Sunday, April 20, 2014
Menu Plan: Bright Week
Christ is Risen! The Lord is Risen Indeed! Alleluia!
The translation should say: Christ is risen from amongst the dead, defeating/conquering death by death.
I am also excited because for the first time, I've remembered in time to order our chocolate lambs for our basket. We order them here as we are able to get decent chocolate at a good price and also support monastics. You may remember that we focus on the Lamb, rather than the bunny.
There is no fasting during the eight days of the Paschal Octave, which is both exciting and tough after fasting and abstinence during Lent!
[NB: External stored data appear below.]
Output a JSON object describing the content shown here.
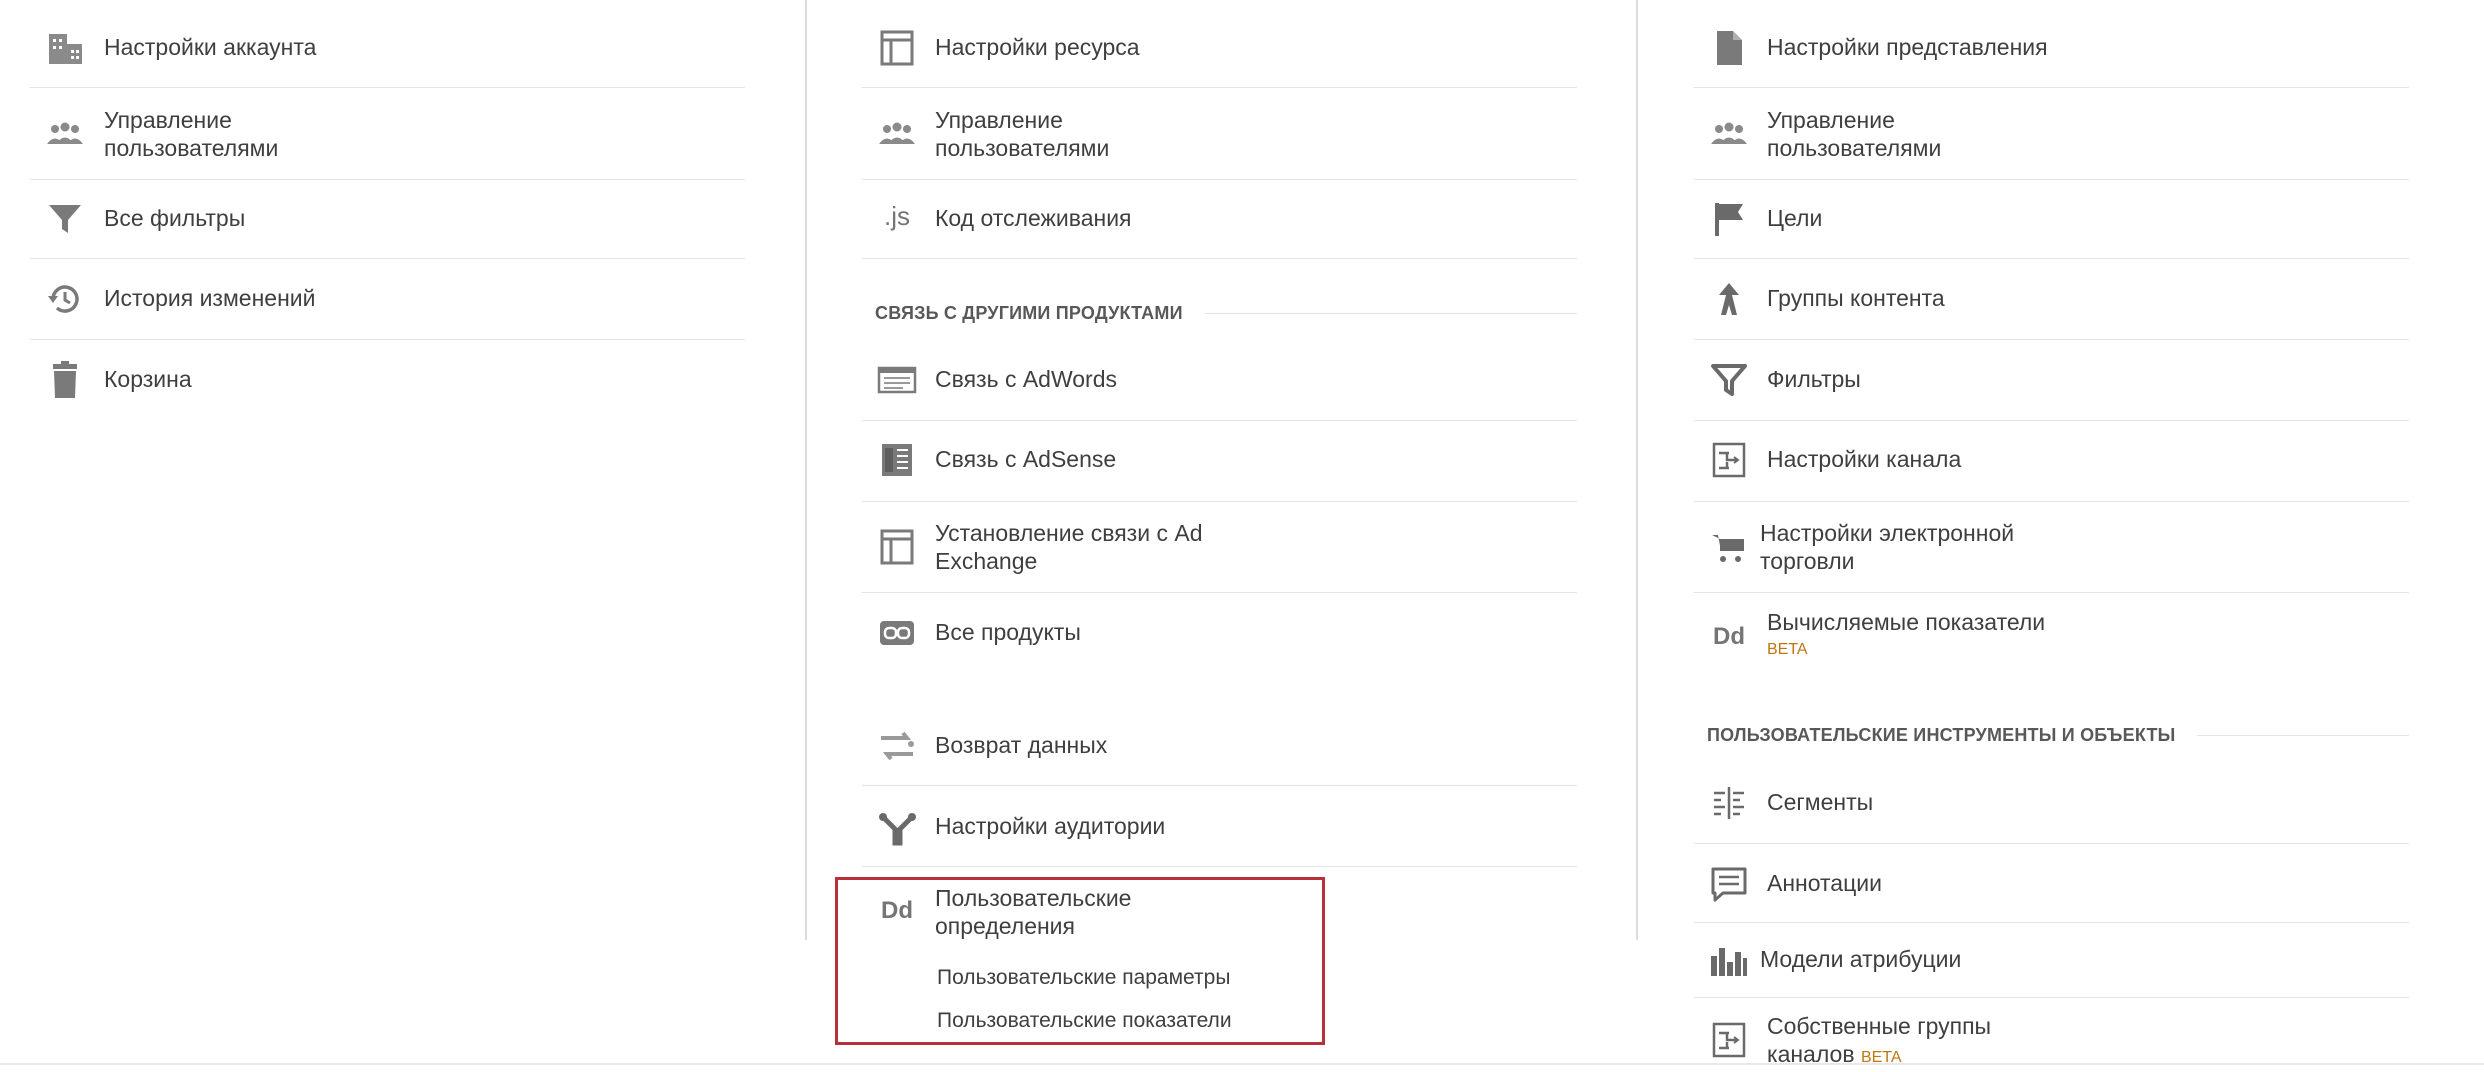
{
  "account": {
    "items": [
      {
        "icon": "building-icon",
        "label": "Настройки аккаунта"
      },
      {
        "icon": "users-icon",
        "label": "Управление пользователями"
      },
      {
        "icon": "filter-icon",
        "label": "Все фильтры"
      },
      {
        "icon": "history-icon",
        "label": "История изменений"
      },
      {
        "icon": "trash-icon",
        "label": "Корзина"
      }
    ]
  },
  "property": {
    "items": [
      {
        "icon": "property-settings-icon",
        "label": "Настройки ресурса"
      },
      {
        "icon": "users-icon",
        "label": "Управление пользователями"
      },
      {
        "icon": "js-icon",
        "label": "Код отслеживания",
        "glyph": ".js"
      }
    ],
    "linking_section": "СВЯЗЬ С ДРУГИМИ ПРОДУКТАМИ",
    "linking_items": [
      {
        "icon": "adwords-icon",
        "label": "Связь с AdWords"
      },
      {
        "icon": "adsense-icon",
        "label": "Связь с AdSense"
      },
      {
        "icon": "ad-exchange-icon",
        "label": "Установление связи с Ad Exchange"
      },
      {
        "icon": "link-icon",
        "label": "Все продукты"
      }
    ],
    "other_items": [
      {
        "icon": "data-import-icon",
        "label": "Возврат данных"
      },
      {
        "icon": "audience-icon",
        "label": "Настройки аудитории"
      }
    ],
    "custom_definitions": {
      "icon_glyph": "Dd",
      "label": "Пользовательские определения",
      "sub_items": [
        "Пользовательские параметры",
        "Пользовательские показатели"
      ]
    }
  },
  "view": {
    "items": [
      {
        "icon": "document-icon",
        "label": "Настройки представления"
      },
      {
        "icon": "users-icon",
        "label": "Управление пользователями"
      },
      {
        "icon": "flag-icon",
        "label": "Цели"
      },
      {
        "icon": "content-grouping-icon",
        "label": "Группы контента"
      },
      {
        "icon": "filter-icon",
        "label": "Фильтры"
      },
      {
        "icon": "channel-settings-icon",
        "label": "Настройки канала"
      },
      {
        "icon": "cart-icon",
        "label": "Настройки электронной торговли"
      },
      {
        "icon": "calculated-metrics-icon",
        "label": "Вычисляемые показатели",
        "glyph": "Dd",
        "badge": "BETA"
      }
    ],
    "tools_section": "ПОЛЬЗОВАТЕЛЬСКИЕ ИНСТРУМЕНТЫ И ОБЪЕКТЫ",
    "tools_items": [
      {
        "icon": "segments-icon",
        "label": "Сегменты"
      },
      {
        "icon": "annotations-icon",
        "label": "Аннотации"
      },
      {
        "icon": "attribution-models-icon",
        "label": "Модели атрибуции"
      },
      {
        "icon": "custom-channel-groupings-icon",
        "label": "Собственные группы каналов",
        "badge": "BETA"
      }
    ]
  }
}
Enjoy!
- Sunday - Fesach*
Breakfast: Blintz Casserole with Sour Cream and Blackberry Preserves, Paschal Braided Bread, Pascha Cheese, Red Hard Boiled Eggs, Scotchicanese Eggs, Strawberries and Sliced Oranges, Hot Chocolate & Coffee with Chantilly Cream
Dinner: Herb Roasted Lamb, Harissa, Laban bi Chiyar, Tabbouleh, Hummus, Baba Ghanooj, Pita Bread, Waraq 'Ounab, Sambousak, Fatayir bi Sabanich, Green Hot Sauce, Slow Sauteed Green Beans, Kalamata Olives, Radishes, Gatayif, Baq'lawa, Ma'amoul
Breakfast: Leftover Gatayif, Leftover Scotchican Eggs, Leftover Blintz with Sour Cream and Blackberry Preserves, Milk & Coffee
Breakfast: Stuffed French Toast made with Pascha Bread and Cheese, Sausages, Milk & Coffee
Dinner: Gyros, Taratoor, Laban bi Chiyar, Veggies and Olives, Lamb Shaped Lemon (no blueberries) Pound Cake with Coconut Frosting
Breakfast: Apple Cinnamon Waffles with Butter, Bacon, Milk & Coffee
Dinner: Ham, Scalloped Potatoes, Buttered Peas, Chocolate Chip Cheesecake
Breakfast: Dutch Baby, Sausages, Fruit, Milk and Coffee
Dinner: Italian Sausage, Pepper and Potato Bake, Roasted Garlic Peasant Bread, Fudge Brownie Pie
Breakfast: Bacon and Eggs, Toast, Milk & Coffee
Dinner: Beef Stir Fry, Jasmine Rice, Pot Stickers, French Coconut Pie with Dark Chocolate
Breakfast: Pancakes with Maple Syrup, Sausages, Fruit, Milk & Coffee
Dinner: Fried Koubbeh, Steam Sautéed Vegetables, Challah Bread, Homemade Samoas
*You might notice that I call Easter Pascha or Fesach. English and German are the only languages that use a Pagan name for this holiday. It is where much of the syncretism comes. We are not fond of that. Just about every other language in the world uses its word for Passover for this holiday. Pascha is the Greek, Fesach is Arabic. You see Pascua, there is Pascal, Pasquale, and many other variations on this. Since we focus on the Lamb and not the bunny, since the only eggs we do are blood red from both the Jewish Passover and Christian doctrine and tradition, rather than the pastel "spring" eggs, we would also rather avoid the only linguistic connection to Paganism in our celebration. I'm not sure why, but it seems like the English had more trouble with this than other cultures.